The team did more pharmacology work and learned that what was being measured is not the analgesic effect of pain drugs but rather the consciousness-suppressing effects of hypnotics. They re-designed the trials and this time succeeded, shares Chamoun.

After two near bankruptcies, they introduced the BIS™ monitor to the world, but it still wasn’t an instant success. Chamoun cited two lessons learned. First, the statement “If you build it, they will come,” isn’t always true.
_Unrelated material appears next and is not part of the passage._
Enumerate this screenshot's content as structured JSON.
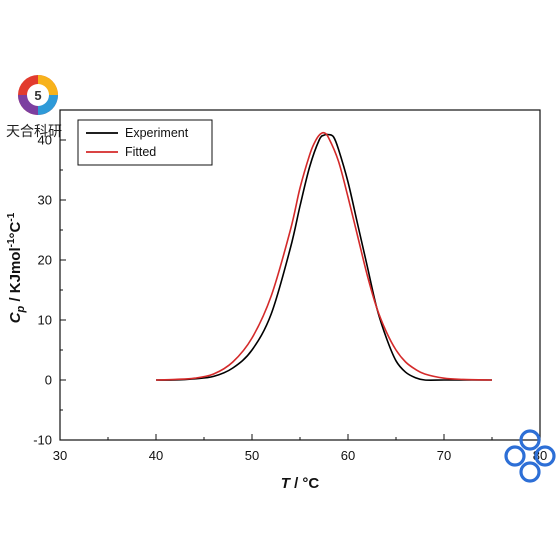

Despite the interest and fascination, doctors and hospitals weren’t lining up to buy the product.

Secondly, the market changed considerably from when they first started working on the technology. There was a shift from, “We want to buy innovation at any cost,’ to ‘We want to buy innovation that improves quality of care or reduces cost,” said Chamoun, likening it to current the current climate.
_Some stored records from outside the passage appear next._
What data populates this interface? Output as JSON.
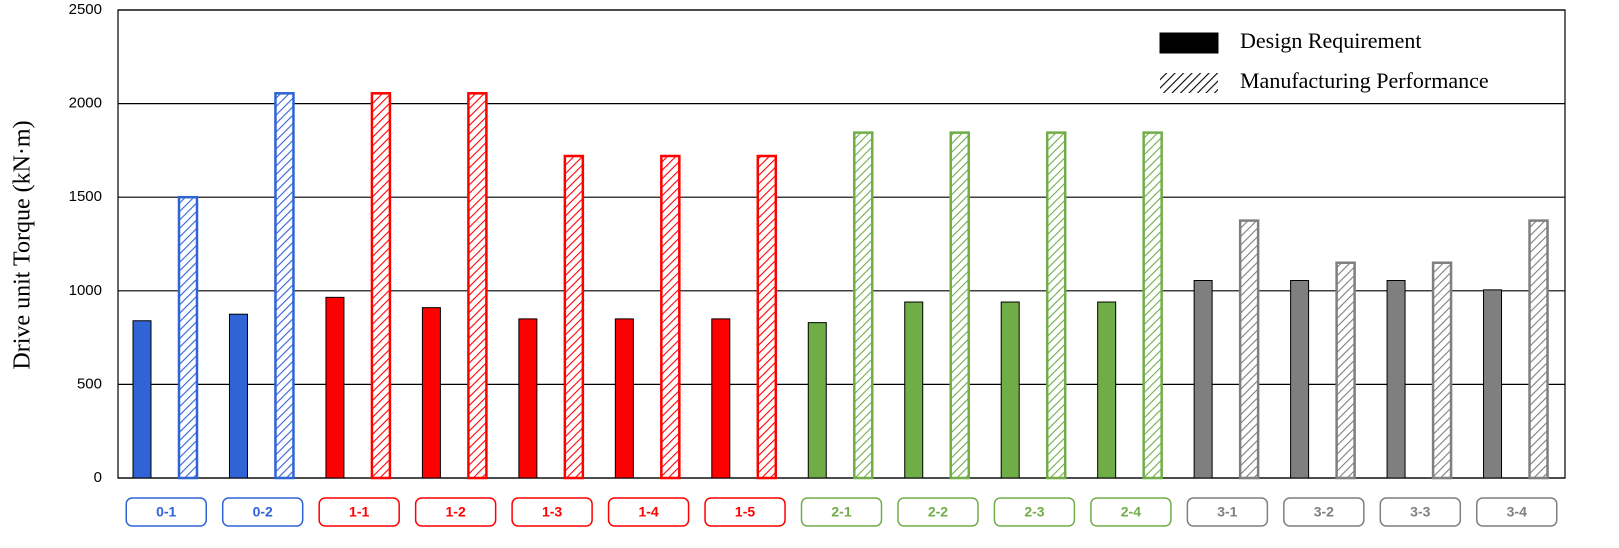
{
  "chart_data": {
    "type": "bar",
    "y_label": "Drive unit Torque (kN·m)",
    "categories": [
      "0-1",
      "0-2",
      "1-1",
      "1-2",
      "1-3",
      "1-4",
      "1-5",
      "2-1",
      "2-2",
      "2-3",
      "2-4",
      "3-1",
      "3-2",
      "3-3",
      "3-4"
    ],
    "category_colors": [
      "#2f63d6",
      "#2f63d6",
      "#ff0000",
      "#ff0000",
      "#ff0000",
      "#ff0000",
      "#ff0000",
      "#70ad47",
      "#70ad47",
      "#70ad47",
      "#70ad47",
      "#7f7f7f",
      "#7f7f7f",
      "#7f7f7f",
      "#7f7f7f"
    ],
    "series": [
      {
        "name": "Design Requirement",
        "color": "#000000",
        "hatched": false,
        "values": [
          840,
          875,
          965,
          910,
          850,
          850,
          850,
          830,
          940,
          940,
          940,
          1055,
          1055,
          1055,
          1005
        ]
      },
      {
        "name": "Manufacturing Performance",
        "color": "#000000",
        "hatched": true,
        "values": [
          1500,
          2055,
          2055,
          2055,
          1720,
          1720,
          1720,
          1845,
          1845,
          1845,
          1845,
          1375,
          1150,
          1150,
          1375
        ]
      }
    ],
    "ylim": [
      0,
      2500
    ],
    "yticks": [
      0,
      500,
      1000,
      1500,
      2000,
      2500
    ],
    "grid": true,
    "legend": "upper right"
  }
}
To encourage use among anesthesiologists, the company started another set of collaborations with researchers around the world. They discovered that using the BIS monitor resulted in:

  • Lower costs due to reduced amounts of anesthetic used.
  • Patients waking up sooner with a speedier recovery because they weren’t as groggy. They also required less antiemetics and were more comfortable.
  • A reduction in the risk of intraoperative awareness.
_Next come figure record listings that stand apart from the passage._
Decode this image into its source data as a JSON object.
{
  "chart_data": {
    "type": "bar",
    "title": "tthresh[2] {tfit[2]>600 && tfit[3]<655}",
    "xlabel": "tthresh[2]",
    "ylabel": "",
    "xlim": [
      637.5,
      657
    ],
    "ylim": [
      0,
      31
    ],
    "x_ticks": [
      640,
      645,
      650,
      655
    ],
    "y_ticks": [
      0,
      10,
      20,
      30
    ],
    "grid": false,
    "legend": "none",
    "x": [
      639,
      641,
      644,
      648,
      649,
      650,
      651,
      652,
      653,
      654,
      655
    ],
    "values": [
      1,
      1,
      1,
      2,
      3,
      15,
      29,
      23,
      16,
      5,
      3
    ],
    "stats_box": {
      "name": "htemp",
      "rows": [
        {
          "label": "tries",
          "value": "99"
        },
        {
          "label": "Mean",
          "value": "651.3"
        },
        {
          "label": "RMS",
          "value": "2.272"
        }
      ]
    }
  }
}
“It’s important to note that we had an amazing team of scientists, engineers, and collaborating anesthesiologists in this country and around the world who helped make the BIS™ Index a reality. I’m very proud of the work we’ve done and our contribution to anesthesia. It was an incredibly gratifying experience, and the innovators in the anesthesia community really helped us figure things out.

“Now BIS technology is available in a majority of hospitals in the U.S., Europe, and Japan, has been used on approximately 100 million patients, and has been the subject of more than 3,500 published articles and abstracts,” says Chamoun. Aspect Medical Systems was sold in 2009 and is now part of Medtronic, where the technology is available today.

After selling Aspect, Mr. Chamoun ran a financial services company before co-founding HDAI in 2016, a seminal year. “That’s when Medicare allowed access to data from 140 million patients from 1999 to the current day, as it refreshes, which is nearly half a trillion records. My vision was to use this information to build an AI platform that can summarize and synthesize information to help clinicians with the burden of electronic health records (EHRs). EHRs have turned doctors and nurses into clerical workers at an enormous cost to the system. We believe AI stands at a crossroads to not only help relieve this burden but to improve many aspects of care delivery.”

These aspirations became a new product known as HealthVision™, a comprehensive AI-powered suite of software and services that drives personalized and proactive care planning, population health improvement, and high-quality network building.

While AI cannot make clinical decisions, it can do all the mechanical work. AI can ingest the medical record, synthesize, and reduce it to one-page that can be read within 30 seconds. The summary is given to every member of the care team, which normalizes knowledge by turning data into insights.

“Anesthesiologists can use HealthVision™ for perioperative optimization and to manage OR staffing based on the risk of the patient,” he explains. “When a patient is admitted, all clinicians can view in real-time the risk for a wide range of adverse events and utilization measures. This granular risk stratification also gives clinicians the ability to design innovative workflows that leverage better care coordination. Of course, anesthesiologists can get there by searching many pages in the record, but as doctors have more patients and less time, AI-synthesized summaries can efficiently highlight areas of focus for the whole care team.”